Detta är en avhandling från Karlskrona : Blekinge Institute of Technology

Sammanfattning: The fundamental question studied in this thesis is how to evaluate and analyse supervised learning algorithms and classifiers. As a first step, we analyse current evaluation methods. Each method is described and categorised according to a number of properties. One conclusion of the analysis is that performance is often only measured in terms of accuracy, e.g., through cross-validation tests. However, some researchers have questioned the validity of using accuracy as the only performance metric. Also, the number of instances available for evaluation is usually very limited. In order to deal with these issues, measure functions have been suggested as a promising approach. However, a limitation of current measure functions is that they can only handle two-dimensional instance spaces. We present the design and implementation of a generalised multi-dimensional measure function and demonstrate its use through a set of experiments. The results indicate that there are cases for which measure functions may be able to capture aspects of performance that cannot be captured by cross-validation tests.

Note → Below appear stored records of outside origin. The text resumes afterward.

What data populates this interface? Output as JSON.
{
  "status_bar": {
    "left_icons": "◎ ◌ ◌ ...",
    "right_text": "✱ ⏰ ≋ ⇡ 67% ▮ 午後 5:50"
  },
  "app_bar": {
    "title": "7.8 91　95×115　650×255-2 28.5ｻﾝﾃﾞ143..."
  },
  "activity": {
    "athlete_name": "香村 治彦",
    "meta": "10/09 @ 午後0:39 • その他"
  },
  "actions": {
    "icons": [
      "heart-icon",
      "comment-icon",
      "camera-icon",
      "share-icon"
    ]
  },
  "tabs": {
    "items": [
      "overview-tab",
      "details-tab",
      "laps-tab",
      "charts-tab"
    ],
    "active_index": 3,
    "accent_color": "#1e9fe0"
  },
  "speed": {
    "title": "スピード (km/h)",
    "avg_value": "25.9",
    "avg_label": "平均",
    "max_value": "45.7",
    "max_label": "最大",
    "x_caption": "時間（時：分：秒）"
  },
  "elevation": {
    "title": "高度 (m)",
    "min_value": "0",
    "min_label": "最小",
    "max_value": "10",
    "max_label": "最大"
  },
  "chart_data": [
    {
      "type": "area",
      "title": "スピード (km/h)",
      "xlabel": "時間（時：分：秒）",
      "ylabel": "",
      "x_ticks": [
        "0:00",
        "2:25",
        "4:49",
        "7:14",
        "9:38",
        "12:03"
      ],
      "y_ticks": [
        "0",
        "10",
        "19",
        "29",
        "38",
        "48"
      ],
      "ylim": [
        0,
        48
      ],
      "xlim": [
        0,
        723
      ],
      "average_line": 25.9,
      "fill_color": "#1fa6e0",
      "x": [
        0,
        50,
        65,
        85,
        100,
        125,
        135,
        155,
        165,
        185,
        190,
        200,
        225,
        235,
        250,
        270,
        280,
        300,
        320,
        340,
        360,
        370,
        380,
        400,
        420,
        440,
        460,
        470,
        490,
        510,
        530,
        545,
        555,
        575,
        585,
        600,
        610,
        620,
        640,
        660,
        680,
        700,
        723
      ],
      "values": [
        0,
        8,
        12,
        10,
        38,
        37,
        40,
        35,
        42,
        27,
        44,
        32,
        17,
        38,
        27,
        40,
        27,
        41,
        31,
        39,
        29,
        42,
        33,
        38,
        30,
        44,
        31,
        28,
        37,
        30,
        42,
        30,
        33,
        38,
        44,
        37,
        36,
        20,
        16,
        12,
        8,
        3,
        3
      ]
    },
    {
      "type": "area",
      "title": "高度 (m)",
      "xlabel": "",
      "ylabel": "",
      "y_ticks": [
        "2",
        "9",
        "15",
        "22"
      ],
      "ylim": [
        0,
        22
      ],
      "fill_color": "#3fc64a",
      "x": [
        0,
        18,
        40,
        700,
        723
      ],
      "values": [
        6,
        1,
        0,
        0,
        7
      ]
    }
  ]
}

Finally, we investigate the impact of learning algorithm parameter tuning. To accomplish this, we first define two quality attributes (sensitivity and classification performance) as well as two metrics for measuring each of the attributes. Using these metrics, a systematic comparison is made between four learning algorithms on eight data sets. The results indicate that parameter tuning is often more important than the choice of algorithm. Moreover, quantitative support is provided to the assertion that some algorithms are more robust than others with respect to parameter configuration. To sum up, the contributions of this thesis include; the definition and application of a formal framework which enables comparison and deeper understanding of evaluation methods from different fields of research, a survey of current evaluation methods, the implementation and analysis of a multi-dimensional measure function and the definition and analysis of quality attributes used to investigate the impact of learning algorithm parameter tuning.